From her own experience, Dr Pepper said that she once "silenced" her husband when she was taking a shower at home and he criticized her: "Why are you so fat lately?" The female psychologist bluntly replied: "What are you saying? I used to be 49 kg, but after giving birth to two children for you, I gained 94 kg. I accepted to put on 45 kg to give birth to your children, so next time you have something nice to say, say it. If you say something like that, I won't accept it."

After that, Pepper's husband never dared to mention his wife's weight. He even became more understanding and respectful of his wife. There were times when their son lay on Pepper's stomach, her husband told his son: "Sit on your mother's stomach less because it hurts because she had to have surgery to deliver you. From now on, you have to love your mother more because she accepted the pain to have you."

Dr. Pepper also added that in places where people are stressed about work, family, and life, domestic violence is more common. Therefore, to avoid domestic violence, couples also need to know how to eliminate stress so that the family atmosphere is always happy and comfortable.

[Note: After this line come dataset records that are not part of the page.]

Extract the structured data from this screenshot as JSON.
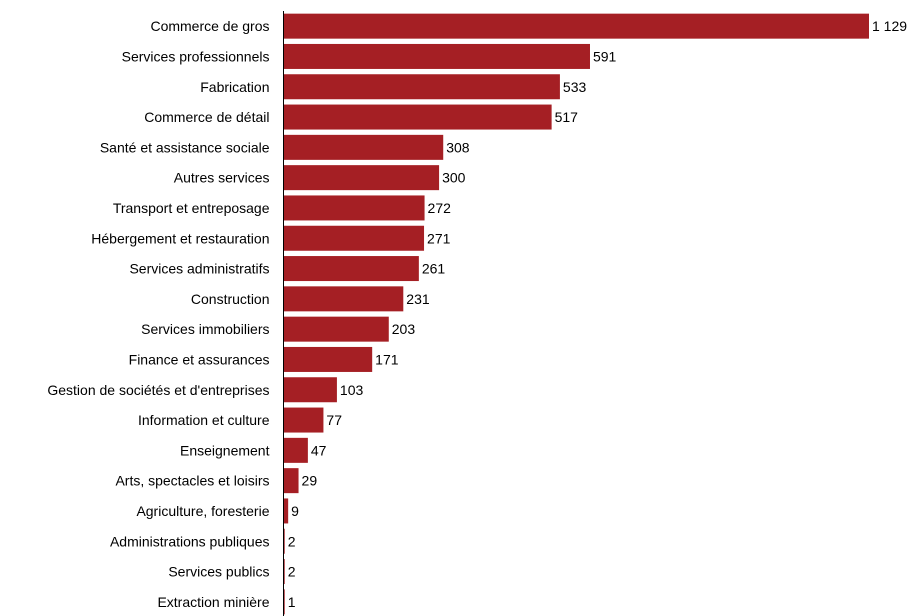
{
  "chart_data": {
    "type": "bar",
    "orientation": "horizontal",
    "categories": [
      "Commerce de gros",
      "Services professionnels",
      "Fabrication",
      "Commerce de détail",
      "Santé et assistance sociale",
      "Autres services",
      "Transport et entreposage",
      "Hébergement et restauration",
      "Services administratifs",
      "Construction",
      "Services immobiliers",
      "Finance et assurances",
      "Gestion de sociétés et d'entreprises",
      "Information et culture",
      "Enseignement",
      "Arts, spectacles et loisirs",
      "Agriculture, foresterie",
      "Administrations publiques",
      "Services publics",
      "Extraction minière"
    ],
    "values": [
      1129,
      591,
      533,
      517,
      308,
      300,
      272,
      271,
      261,
      231,
      203,
      171,
      103,
      77,
      47,
      29,
      9,
      2,
      2,
      1
    ],
    "value_labels": [
      "1 129",
      "591",
      "533",
      "517",
      "308",
      "300",
      "272",
      "271",
      "261",
      "231",
      "203",
      "171",
      "103",
      "77",
      "47",
      "29",
      "9",
      "2",
      "2",
      "1"
    ],
    "bar_color": "#a51f24",
    "xlim": [
      0,
      1129
    ],
    "grid": false,
    "legend": "none"
  }
}
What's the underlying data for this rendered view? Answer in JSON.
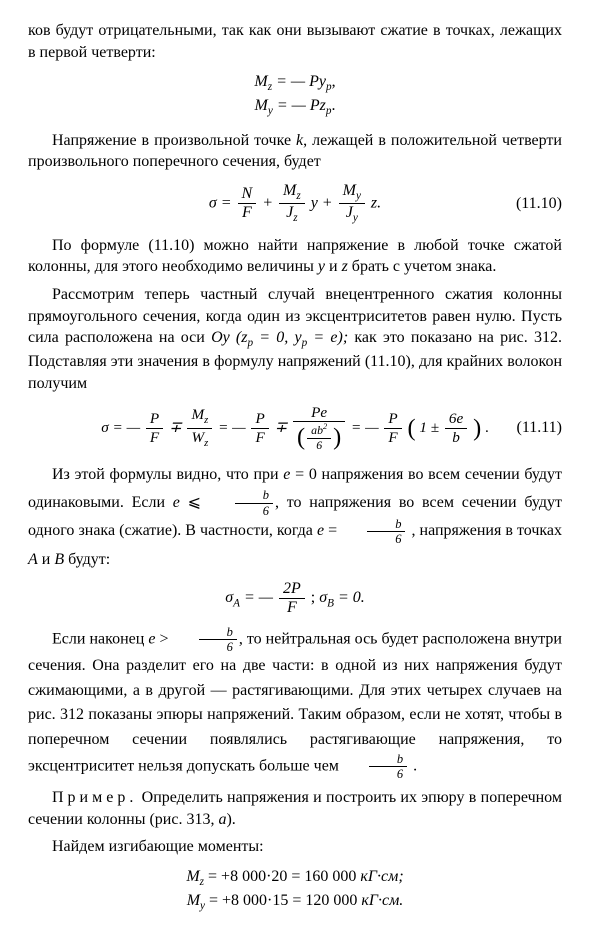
{
  "p1": "ков будут отрицательными, так как они вызывают сжатие в точках, лежащих в первой четверти:",
  "eq1a_lhs": "M",
  "eq1a_sub": "z",
  "eq1a_rhs1": " = — Py",
  "eq1a_rhs1sub": "p",
  "eq1a_end": ",",
  "eq1b_lhs": "M",
  "eq1b_sub": "y",
  "eq1b_rhs1": " = — Pz",
  "eq1b_rhs1sub": "p",
  "eq1b_end": ".",
  "p2a": "Напряжение в произвольной точке ",
  "p2_k": "k",
  "p2b": ", лежащей в положительной четверти произвольного поперечного сечения, будет",
  "eq2_sigma": "σ = ",
  "eq2_f1n": "N",
  "eq2_f1d": "F",
  "eq2_plus1": " + ",
  "eq2_f2n": "M",
  "eq2_f2nsub": "z",
  "eq2_f2d": "J",
  "eq2_f2dsub": "z",
  "eq2_y": " y + ",
  "eq2_f3n": "M",
  "eq2_f3nsub": "y",
  "eq2_f3d": "J",
  "eq2_f3dsub": "y",
  "eq2_z": " z.",
  "eq2_num": "(11.10)",
  "p3a": "По формуле (11.10) можно найти напряжение в любой точке сжатой колонны, для этого необходимо величины ",
  "p3_y": "y",
  "p3_and": " и ",
  "p3_z": "z",
  "p3b": " брать с учетом знака.",
  "p4a": "Рассмотрим теперь частный случай внецентренного сжатия колонны прямоугольного сечения, когда один из эксцентриситетов равен нулю. Пусть сила расположена на оси ",
  "p4_Oy": "Oy",
  "p4_par": " (z",
  "p4_par_psub": "p",
  "p4_par_mid": " = 0,  y",
  "p4_par_psub2": "p",
  "p4_par_end": " = e); ",
  "p4b": "как это показано на рис. 312. Подставляя эти значения в формулу напряжений (11.10), для крайних волокон получим",
  "eq3_start": "σ = — ",
  "eq3_f1n": "P",
  "eq3_f1d": "F",
  "eq3_mp1": " ∓ ",
  "eq3_f2n": "M",
  "eq3_f2nsub": "z",
  "eq3_f2d": "W",
  "eq3_f2dsub": "z",
  "eq3_eq2": " = — ",
  "eq3_f3n": "P",
  "eq3_f3d": "F",
  "eq3_mp2": " ∓ ",
  "eq3_f4n": "Pe",
  "eq3_f4d_inner_n": "ab",
  "eq3_f4d_inner_sup": "2",
  "eq3_f4d_inner_d": "6",
  "eq3_eq3": " = — ",
  "eq3_f5n": "P",
  "eq3_f5d": "F",
  "eq3_paren_inner1": " 1 ± ",
  "eq3_f6n": "6e",
  "eq3_f6d": "b",
  "eq3_dot": " .",
  "eq3_num": "(11.11)",
  "p5a": "Из этой формулы видно, что при ",
  "p5_e": "e",
  "p5b": " = 0 напряжения во всем сечении будут одинаковыми. Если ",
  "p5_e2": "e",
  "p5_le": " ⩽ ",
  "p5_fr_n": "b",
  "p5_fr_d": "6",
  "p5c": ", то напряжения во всем сечении будут одного знака (сжатие). В частности, когда ",
  "p5_e3": "e",
  "p5_eq": " = ",
  "p5_fr2_n": "b",
  "p5_fr2_d": "6",
  "p5d": " , напряжения в точках ",
  "p5_A": "A",
  "p5_and2": " и ",
  "p5_B": "B",
  "p5e": " будут:",
  "eq4_sigA": "σ",
  "eq4_sigA_sub": "A",
  "eq4_eq1": " = — ",
  "eq4_fr_n": "2P",
  "eq4_fr_d": "F",
  "eq4_sep": " ;   ",
  "eq4_sigB": "σ",
  "eq4_sigB_sub": "B",
  "eq4_eq2": " = 0.",
  "p6a": "Если наконец ",
  "p6_e": "e",
  "p6_gt": " > ",
  "p6_fr_n": "b",
  "p6_fr_d": "6",
  "p6b": ", то нейтральная ось будет расположена внутри сечения. Она разделит его на две части: в одной из них напряжения будут сжимающими, а в другой — растягивающими. Для этих четырех случаев на рис. 312 показаны эпюры напряжений. Таким образом, если не хотят, чтобы в поперечном сечении появлялись растягивающие напряжения, то эксцентриситет нельзя допускать больше чем ",
  "p6_fr2_n": "b",
  "p6_fr2_d": "6",
  "p6c": " .",
  "p7_sp": "Пример.",
  "p7": " Определить напряжения и построить их эпюру в поперечном сечении колонны (рис. 313, ",
  "p7_a": "a",
  "p7end": ").",
  "p8": "Найдем изгибающие моменты:",
  "eq5a_M": "M",
  "eq5a_sub": "z",
  "eq5a_body": " = +8 000·20 = 160 000  ",
  "eq5a_unit": "кГ·см;",
  "eq5b_M": "M",
  "eq5b_sub": "y",
  "eq5b_body": " = +8 000·15 = 120 000  ",
  "eq5b_unit": "кГ·см."
}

Director Le Hoang also "took the opportunity" to point out a huge sin of Vietnamese wives, which is the habit of "correcting" their husbands. There are wives who always criticize their husbands for putting things on wrong, wearing shirts in the wrong style, putting hats in this or that place... Over time, this accumulates, making the husbands feel stressed and tired when they come home. And gradually they will find a mistress who is no better than their wife, but has one advantage, which is that she never dares to "correct" him. "Mistresses are always sweet because they know they have no right to "correct" anyone, and they are very skillful and indulgent of men - something that nagging wives never have," said Le Hoang.

To avoid this situation, according to Dr. Pepper, instead of nagging and complaining, wives should know how to limit themselves. If they see that their husbands cannot change those traits after talking for a long time, they should understand that it is their characteristic and habit. Therefore, instead of correcting others, they should do it themselves because those things do not take too much time and make the family atmosphere less tense.

"People often ask me how I feel about living with a husband 8 years younger than me. I answer that I feel normal because I do everything myself. Men sometimes lack concentration, so no matter how much you talk, they won't change anything, so I'll stop talking and just do it for him," Dr. Pepper said.

Finally, director Le Hoang and Dr. Pepper advise couples to respect each other and avoid hurtful words to each other because it reduces the quality of life, the love they have for each other will fade, many people no longer want to go home, and over time the home will lead to cracks.